The Seppeltsfield of today exists because the quite brilliant, but publicity shy, Warren Randall has succeeded where all others have failed since Seppeltsfield’s IPO (Initial Public Offer) in 1985. One of many initiatives was to recommission the 1888 Gravity Flow fermentation cellar that had lain idle for 30 years, despite covenants imposed by TWE as part of the agreement preventing sales of Seppeltsfield table wines other than through the cellar door until 2016. Freed of the restriction, Randall’s vision is to establish a reputation for table (still and sparkling) wines as exalted as that for its fortifieds.

Building the Seppeltsfield table wine brand began with the 2018 vintage, first marketed in 2020, with shirazs labelled ‘The Westing Single Vineyard Shiraz’ and ‘The Easting Single Vineyard Shiraz.’ Since then ‘The Northing’ and ‘The Southing’ across vintages 2019 and 2020 have been released. These geographic pointers build on research work by the then Barossa Grape and Wine Tourism Authority. The common denominator is ultra-premium shiraz from Randall’s far flung vineyard empire. And there’s more to come.

2021 Seppeltsfield No. EC3 Barossa Tinta Cao Tinta Amarela Touriga

40% each of tinta cao and tinta amarela, co-fermented, and 20% touriga. The vibrant, striking crimson-purple hue introduces a wine I drank with dinner on the day it was tasted. The bouquet is intensely floral, with rosehips, cherry blossom and eastern spices, the palate gloriously juicy yet with a mouth-watering, savoury spine.

96 points, drink to 2030, 13.5% alc, Screwcap, $50

2020 Seppeltsfield The Southing Barossa Shiraz

Fermented in the 1888 gravity cellar, matured for 14 months in new and used French hogsheads. Deep, bright crimson through to the rim. Evocative bouquet of spiced plum and cedar aromas, then a full-bodied palate that dares to have elegance and balance.

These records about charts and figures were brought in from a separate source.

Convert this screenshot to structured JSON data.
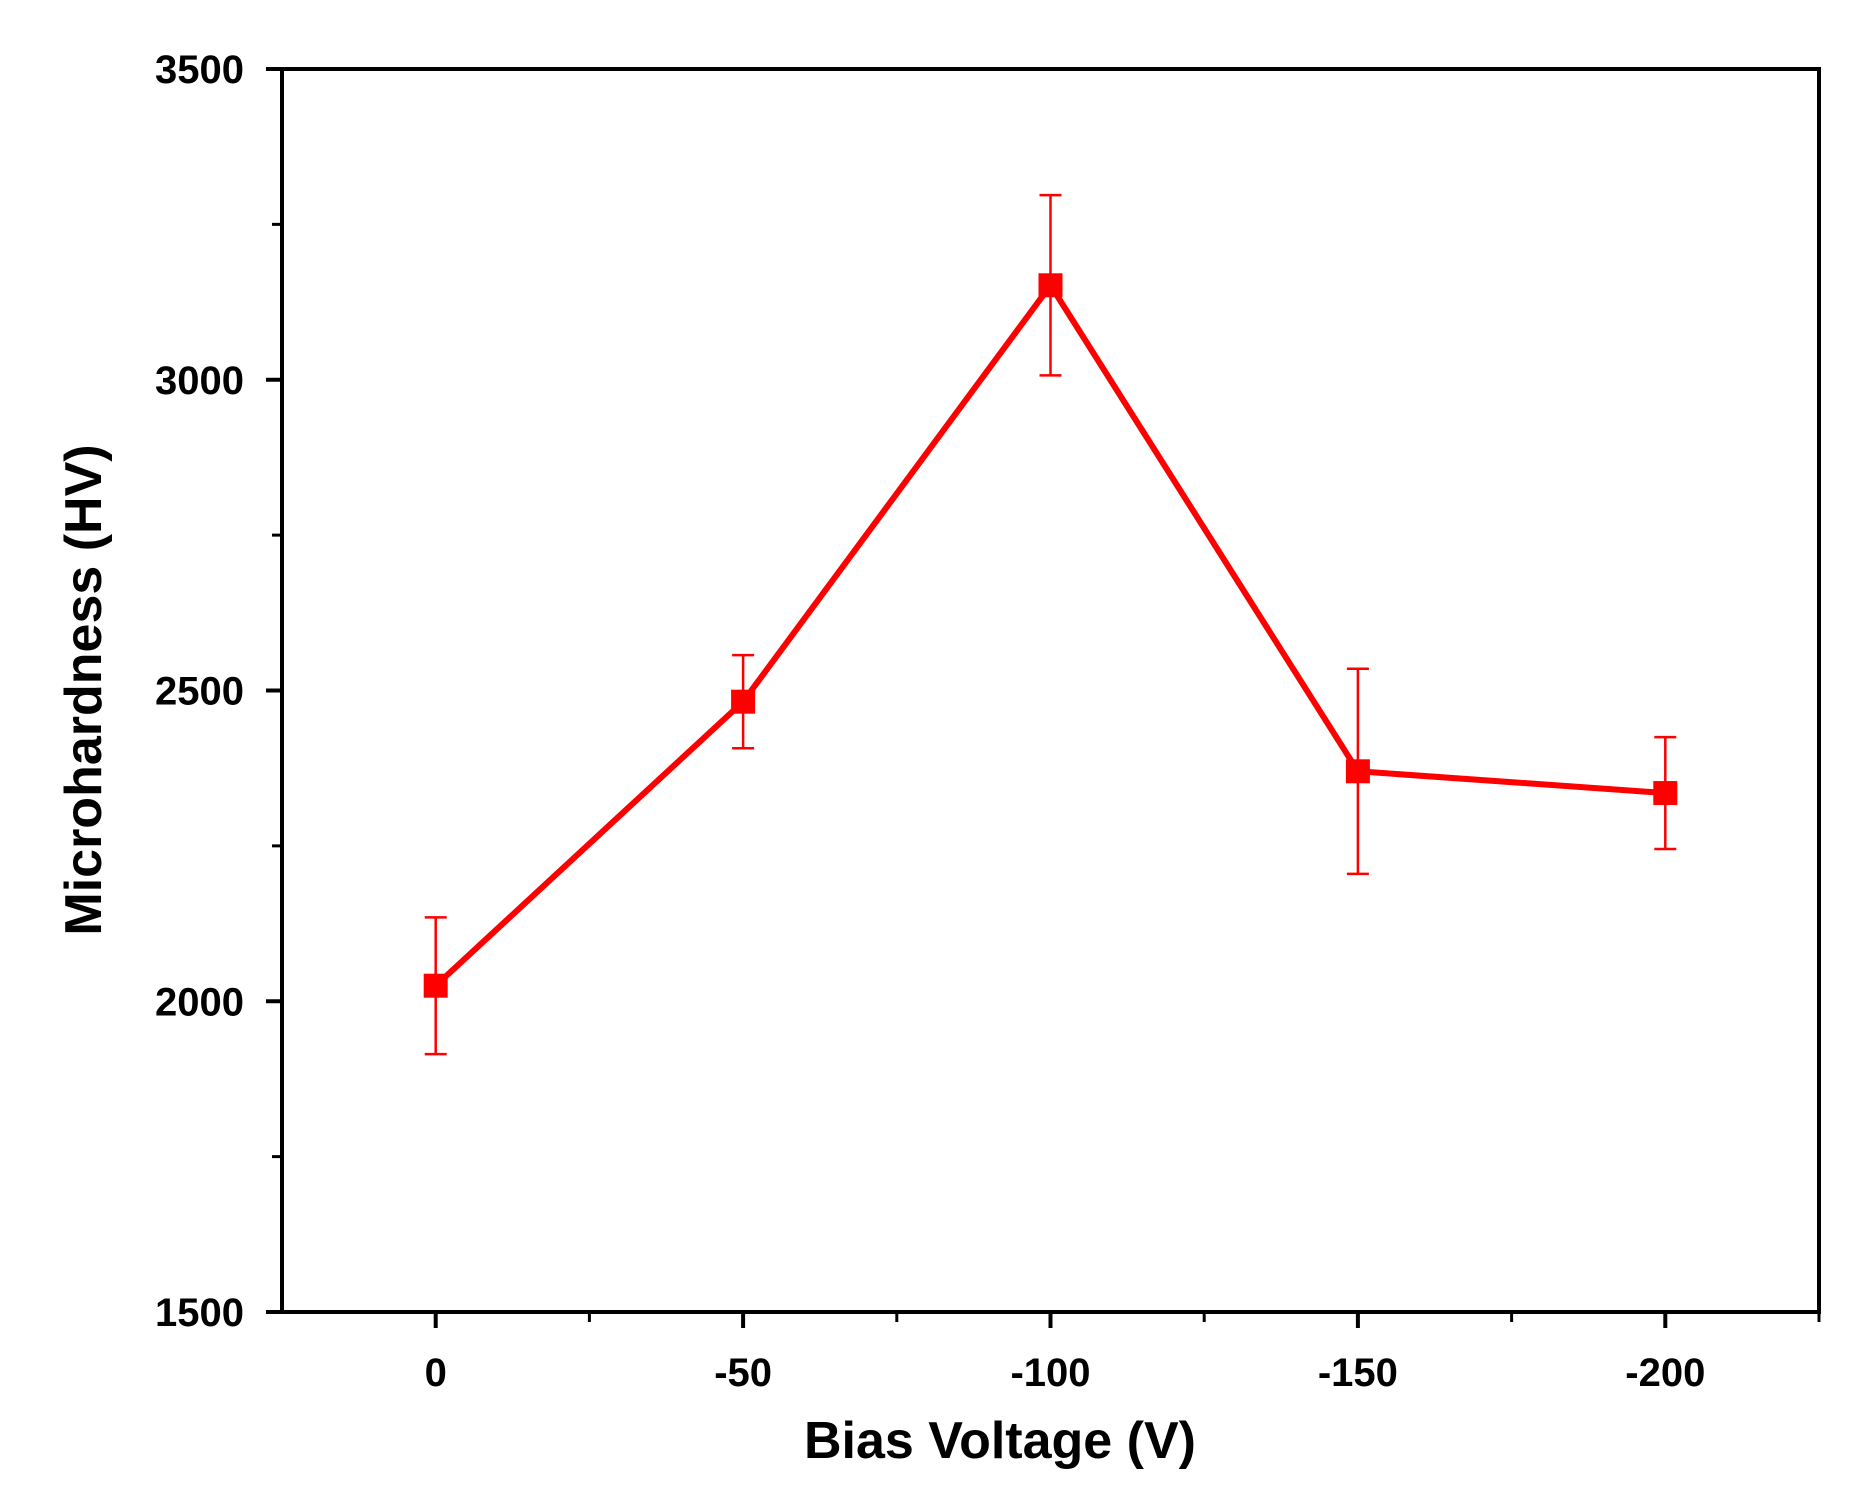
{
  "chart_data": {
    "type": "line",
    "title": "",
    "xlabel": "Bias Voltage (V)",
    "ylabel": "Microhardness (HV)",
    "x": [
      0,
      -50,
      -100,
      -150,
      -200
    ],
    "series": [
      {
        "values": [
          2025,
          2482,
          3152,
          2370,
          2335
        ],
        "error": [
          110,
          75,
          145,
          165,
          90
        ],
        "color": "#ff0000",
        "marker": "square"
      }
    ],
    "xlim": [
      25,
      -225
    ],
    "ylim": [
      1500,
      3500
    ],
    "x_major_ticks": [
      0,
      -50,
      -100,
      -150,
      -200
    ],
    "x_tick_labels": [
      "0",
      "-50",
      "-100",
      "-150",
      "-200"
    ],
    "x_minor_ticks": [
      -25,
      -75,
      -125,
      -175,
      -225
    ],
    "y_major_ticks": [
      1500,
      2000,
      2500,
      3000,
      3500
    ],
    "y_tick_labels": [
      "1500",
      "2000",
      "2500",
      "3000",
      "3500"
    ],
    "y_minor_ticks": [
      1750,
      2250,
      2750,
      3250
    ],
    "grid": false,
    "legend": "none",
    "axis_color": "#000000"
  }
}
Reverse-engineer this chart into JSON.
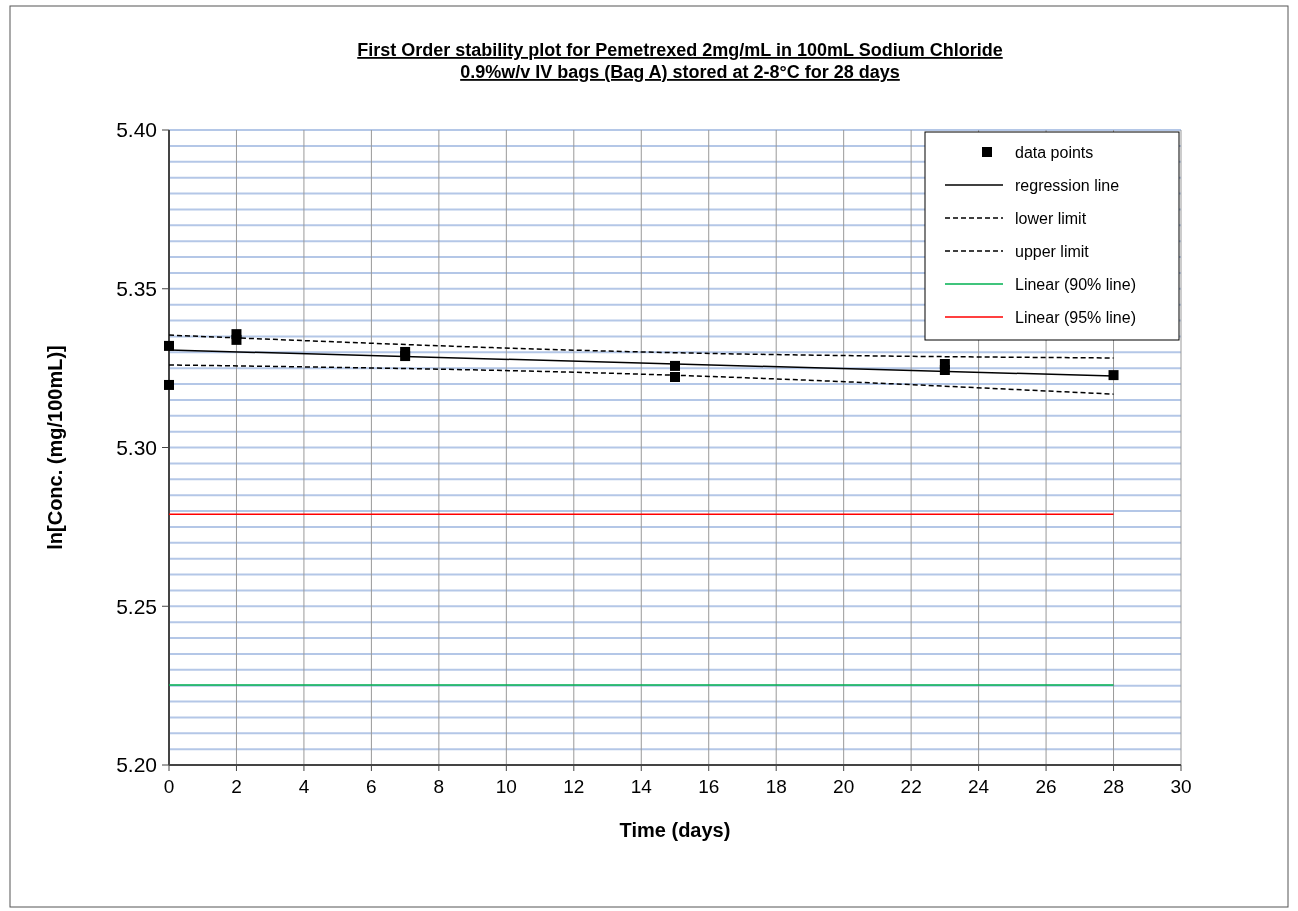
{
  "chart_data": {
    "type": "scatter",
    "title": "First Order stability plot  for Pemetrexed 2mg/mL  in 100mL Sodium Chloride\n0.9%w/v IV bags (Bag A) stored at 2-8°C for 28 days",
    "xlabel": "Time (days)",
    "ylabel": "ln[Conc. (mg/100mL)]",
    "xlim": [
      0,
      30
    ],
    "xticks": [
      0,
      2,
      4,
      6,
      8,
      10,
      12,
      14,
      16,
      18,
      20,
      22,
      24,
      26,
      28,
      30
    ],
    "ylim": [
      5.2,
      5.4
    ],
    "yticks": [
      {
        "value": 5.2,
        "label": "5.20"
      },
      {
        "value": 5.205,
        "label": null
      },
      {
        "value": 5.21,
        "label": null
      },
      {
        "value": 5.215,
        "label": null
      },
      {
        "value": 5.22,
        "label": null
      },
      {
        "value": 5.225,
        "label": null
      },
      {
        "value": 5.23,
        "label": null
      },
      {
        "value": 5.235,
        "label": null
      },
      {
        "value": 5.24,
        "label": null
      },
      {
        "value": 5.245,
        "label": null
      },
      {
        "value": 5.25,
        "label": "5.25"
      },
      {
        "value": 5.255,
        "label": null
      },
      {
        "value": 5.26,
        "label": null
      },
      {
        "value": 5.265,
        "label": null
      },
      {
        "value": 5.27,
        "label": null
      },
      {
        "value": 5.275,
        "label": null
      },
      {
        "value": 5.28,
        "label": null
      },
      {
        "value": 5.285,
        "label": null
      },
      {
        "value": 5.29,
        "label": null
      },
      {
        "value": 5.295,
        "label": null
      },
      {
        "value": 5.3,
        "label": "5.30"
      },
      {
        "value": 5.305,
        "label": null
      },
      {
        "value": 5.31,
        "label": null
      },
      {
        "value": 5.315,
        "label": null
      },
      {
        "value": 5.32,
        "label": null
      },
      {
        "value": 5.325,
        "label": null
      },
      {
        "value": 5.33,
        "label": null
      },
      {
        "value": 5.335,
        "label": null
      },
      {
        "value": 5.34,
        "label": null
      },
      {
        "value": 5.345,
        "label": null
      },
      {
        "value": 5.35,
        "label": "5.35"
      },
      {
        "value": 5.355,
        "label": null
      },
      {
        "value": 5.36,
        "label": null
      },
      {
        "value": 5.365,
        "label": null
      },
      {
        "value": 5.37,
        "label": null
      },
      {
        "value": 5.375,
        "label": null
      },
      {
        "value": 5.38,
        "label": null
      },
      {
        "value": 5.385,
        "label": null
      },
      {
        "value": 5.39,
        "label": null
      },
      {
        "value": 5.395,
        "label": null
      },
      {
        "value": 5.4,
        "label": "5.40"
      }
    ],
    "grid": true,
    "legend": "top right",
    "series": [
      {
        "name": "data points",
        "marker": "square",
        "color": "#000000",
        "x": [
          0,
          0,
          2,
          2,
          7,
          7,
          15,
          15,
          23,
          23,
          28
        ],
        "values": [
          5.332,
          5.3197,
          5.3357,
          5.3339,
          5.3301,
          5.3288,
          5.3257,
          5.3222,
          5.3263,
          5.3244,
          5.3228
        ]
      },
      {
        "name": "regression line",
        "type": "line",
        "marker": "none",
        "line_style": "solid",
        "color": "#000000",
        "x": [
          0,
          28
        ],
        "values": [
          5.3307,
          5.3225
        ]
      },
      {
        "name": "lower limit",
        "type": "line",
        "marker": "none",
        "line_style": "dashed",
        "color": "#000000",
        "x": [
          0,
          14,
          28
        ],
        "values": [
          5.326,
          5.3231,
          5.3168
        ]
      },
      {
        "name": "upper limit",
        "type": "line",
        "marker": "none",
        "line_style": "dashed",
        "color": "#000000",
        "x": [
          0,
          14,
          28
        ],
        "values": [
          5.3354,
          5.3301,
          5.3282
        ]
      },
      {
        "name": "Linear (90% line)",
        "type": "line",
        "marker": "none",
        "line_style": "solid",
        "color": "#00b050",
        "x": [
          0,
          28
        ],
        "values": [
          5.2252,
          5.2252
        ]
      },
      {
        "name": "Linear (95% line)",
        "type": "line",
        "marker": "none",
        "line_style": "solid",
        "color": "#ff0000",
        "x": [
          0,
          28
        ],
        "values": [
          5.279,
          5.279
        ]
      }
    ]
  }
}
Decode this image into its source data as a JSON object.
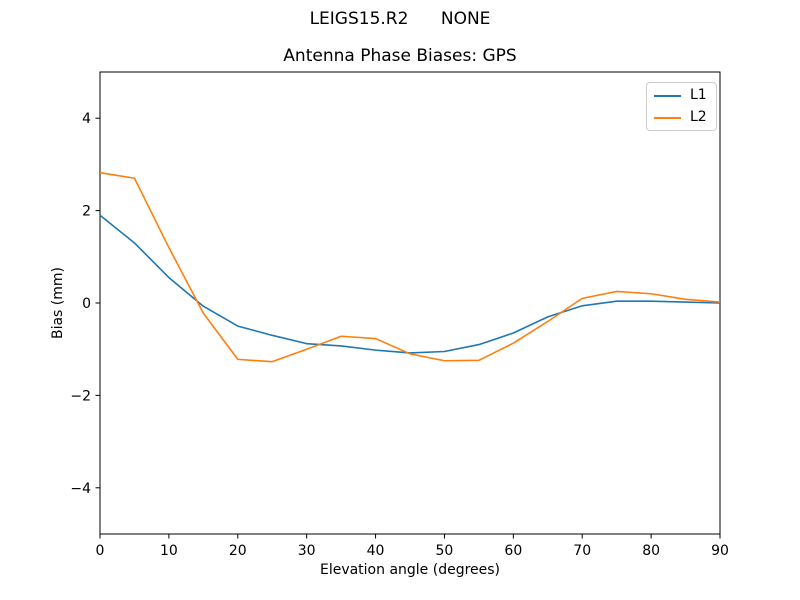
{
  "suptitle": "LEIGS15.R2      NONE",
  "chart_data": {
    "type": "line",
    "title": "Antenna Phase Biases: GPS",
    "xlabel": "Elevation angle (degrees)",
    "ylabel": "Bias (mm)",
    "x": [
      0,
      5,
      10,
      15,
      20,
      25,
      30,
      35,
      40,
      45,
      50,
      55,
      60,
      65,
      70,
      75,
      80,
      85,
      90
    ],
    "series": [
      {
        "name": "L1",
        "color": "#1f77b4",
        "values": [
          1.9,
          1.3,
          0.55,
          -0.07,
          -0.5,
          -0.7,
          -0.88,
          -0.93,
          -1.02,
          -1.08,
          -1.05,
          -0.9,
          -0.65,
          -0.3,
          -0.06,
          0.04,
          0.04,
          0.02,
          0.0
        ]
      },
      {
        "name": "L2",
        "color": "#ff7f0e",
        "values": [
          2.82,
          2.7,
          1.2,
          -0.22,
          -1.22,
          -1.27,
          -1.0,
          -0.72,
          -0.77,
          -1.1,
          -1.25,
          -1.24,
          -0.87,
          -0.4,
          0.1,
          0.25,
          0.2,
          0.08,
          0.02
        ]
      }
    ],
    "xlim": [
      0,
      90
    ],
    "ylim": [
      -5,
      5
    ],
    "xticks": [
      0,
      10,
      20,
      30,
      40,
      50,
      60,
      70,
      80,
      90
    ],
    "yticks": [
      -4,
      -2,
      0,
      2,
      4
    ],
    "grid": false,
    "legend_position": "upper right"
  }
}
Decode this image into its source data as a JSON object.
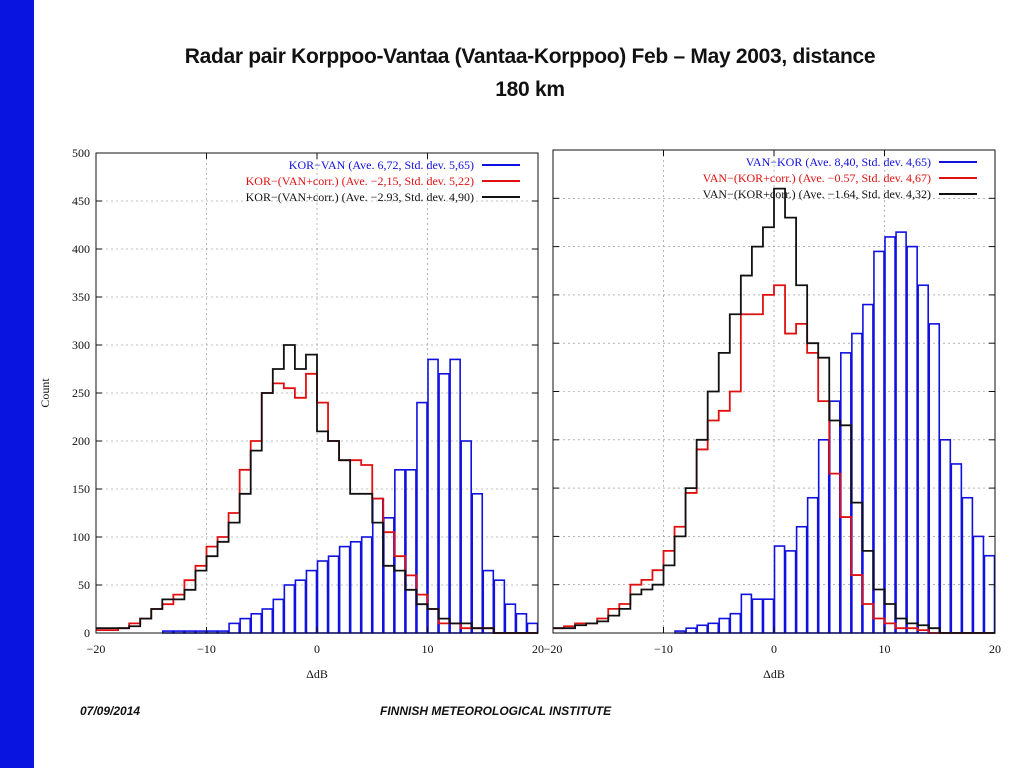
{
  "slide": {
    "title_line1": "Radar pair Korppoo-Vantaa (Vantaa-Korppoo) Feb – May 2003,  distance",
    "title_line2": "180 km",
    "date": "07/09/2014",
    "institute": "FINNISH METEOROLOGICAL INSTITUTE",
    "accent_color": "#0a14e0"
  },
  "chart_data": [
    {
      "type": "histogram",
      "xlabel": "ΔdB",
      "ylabel": "Count",
      "xlim": [
        -20,
        20
      ],
      "ylim": [
        0,
        500
      ],
      "xticks": [
        -20,
        -10,
        0,
        10,
        20
      ],
      "yticks": [
        0,
        50,
        100,
        150,
        200,
        250,
        300,
        350,
        400,
        450,
        500
      ],
      "grid": true,
      "legend_position": "top-right",
      "bin_width": 1,
      "bin_start": -20,
      "series": [
        {
          "name": "KOR−VAN (Ave. 6,72, Std. dev. 5,65)",
          "color": "#1010e0",
          "style": "bars",
          "values": [
            0,
            0,
            0,
            0,
            0,
            0,
            2,
            2,
            2,
            2,
            2,
            2,
            10,
            15,
            20,
            25,
            35,
            50,
            55,
            65,
            75,
            80,
            90,
            95,
            100,
            140,
            120,
            170,
            170,
            240,
            285,
            270,
            285,
            200,
            145,
            65,
            55,
            30,
            20,
            10
          ]
        },
        {
          "name": "KOR−(VAN+corr.) (Ave. −2,15, Std. dev. 5,22)",
          "color": "#e01010",
          "style": "step",
          "values": [
            3,
            3,
            5,
            10,
            15,
            25,
            30,
            40,
            55,
            70,
            90,
            100,
            125,
            170,
            200,
            250,
            260,
            255,
            245,
            270,
            240,
            200,
            180,
            180,
            175,
            140,
            105,
            80,
            60,
            40,
            25,
            10,
            10,
            5,
            5,
            5,
            0,
            0,
            0,
            0
          ]
        },
        {
          "name": "KOR−(VAN+corr.) (Ave. −2.93, Std. dev. 4,90)",
          "color": "#111111",
          "style": "step",
          "values": [
            5,
            5,
            5,
            7,
            15,
            25,
            35,
            35,
            45,
            65,
            80,
            95,
            115,
            145,
            190,
            250,
            275,
            300,
            275,
            290,
            210,
            200,
            180,
            145,
            145,
            115,
            70,
            65,
            45,
            30,
            25,
            15,
            10,
            10,
            5,
            5,
            0,
            0,
            0,
            0
          ]
        }
      ]
    },
    {
      "type": "histogram",
      "xlabel": "ΔdB",
      "ylabel": "",
      "xlim": [
        -20,
        20
      ],
      "ylim": [
        0,
        500
      ],
      "xticks": [
        -20,
        -10,
        0,
        10,
        20
      ],
      "yticks": [
        0,
        50,
        100,
        150,
        200,
        250,
        300,
        350,
        400,
        450,
        500
      ],
      "grid": true,
      "legend_position": "top-right",
      "bin_width": 1,
      "bin_start": -20,
      "series": [
        {
          "name": "VAN−KOR (Ave. 8,40, Std. dev. 4,65)",
          "color": "#1010e0",
          "style": "bars",
          "values": [
            0,
            0,
            0,
            0,
            0,
            0,
            0,
            0,
            0,
            0,
            0,
            2,
            5,
            8,
            10,
            15,
            20,
            40,
            35,
            35,
            90,
            85,
            110,
            140,
            200,
            240,
            290,
            310,
            340,
            395,
            410,
            415,
            400,
            360,
            320,
            200,
            175,
            140,
            100,
            80
          ]
        },
        {
          "name": "VAN−(KOR+corr.) (Ave. −0.57, Std. dev. 4,67)",
          "color": "#e01010",
          "style": "step",
          "values": [
            5,
            7,
            10,
            10,
            15,
            25,
            30,
            50,
            55,
            65,
            85,
            110,
            145,
            190,
            220,
            230,
            250,
            330,
            330,
            350,
            360,
            310,
            320,
            290,
            240,
            165,
            120,
            60,
            30,
            15,
            10,
            5,
            5,
            3,
            0,
            0,
            0,
            0,
            0,
            0
          ]
        },
        {
          "name": "VAN−(KOR+corr.) (Ave. −1.64, Std. dev. 4,32)",
          "color": "#111111",
          "style": "step",
          "values": [
            5,
            5,
            8,
            10,
            12,
            18,
            25,
            40,
            45,
            50,
            70,
            100,
            150,
            200,
            250,
            290,
            330,
            370,
            400,
            420,
            460,
            430,
            360,
            300,
            285,
            220,
            215,
            135,
            85,
            45,
            30,
            15,
            10,
            8,
            5,
            0,
            0,
            0,
            0,
            0
          ]
        }
      ]
    }
  ]
}
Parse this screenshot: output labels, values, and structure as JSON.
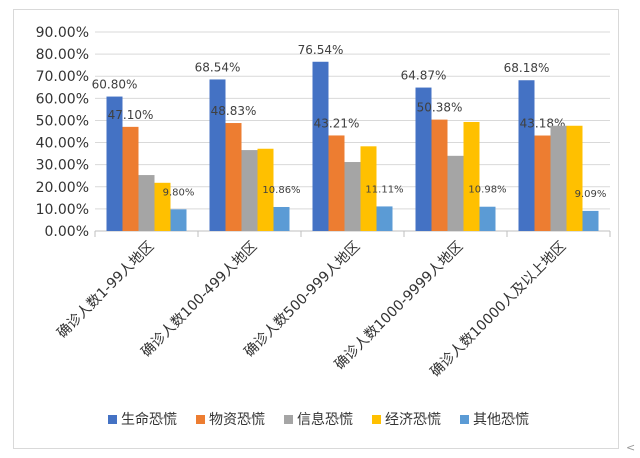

96 points, drink to 2045, 15.1% alc, Screwcap, $85

2021 Seppeltsfield Great Terraced Vineyard Barossa Grenache

Hand-picked, 80% crushed, 20% whole bunches, matured in old oak (2600l vats) for 9 months. The bright clear hue sets the tone for a wine of absolute purity, both of place and variety. Raspberry leads, studded with spices and a dusting of white pepper.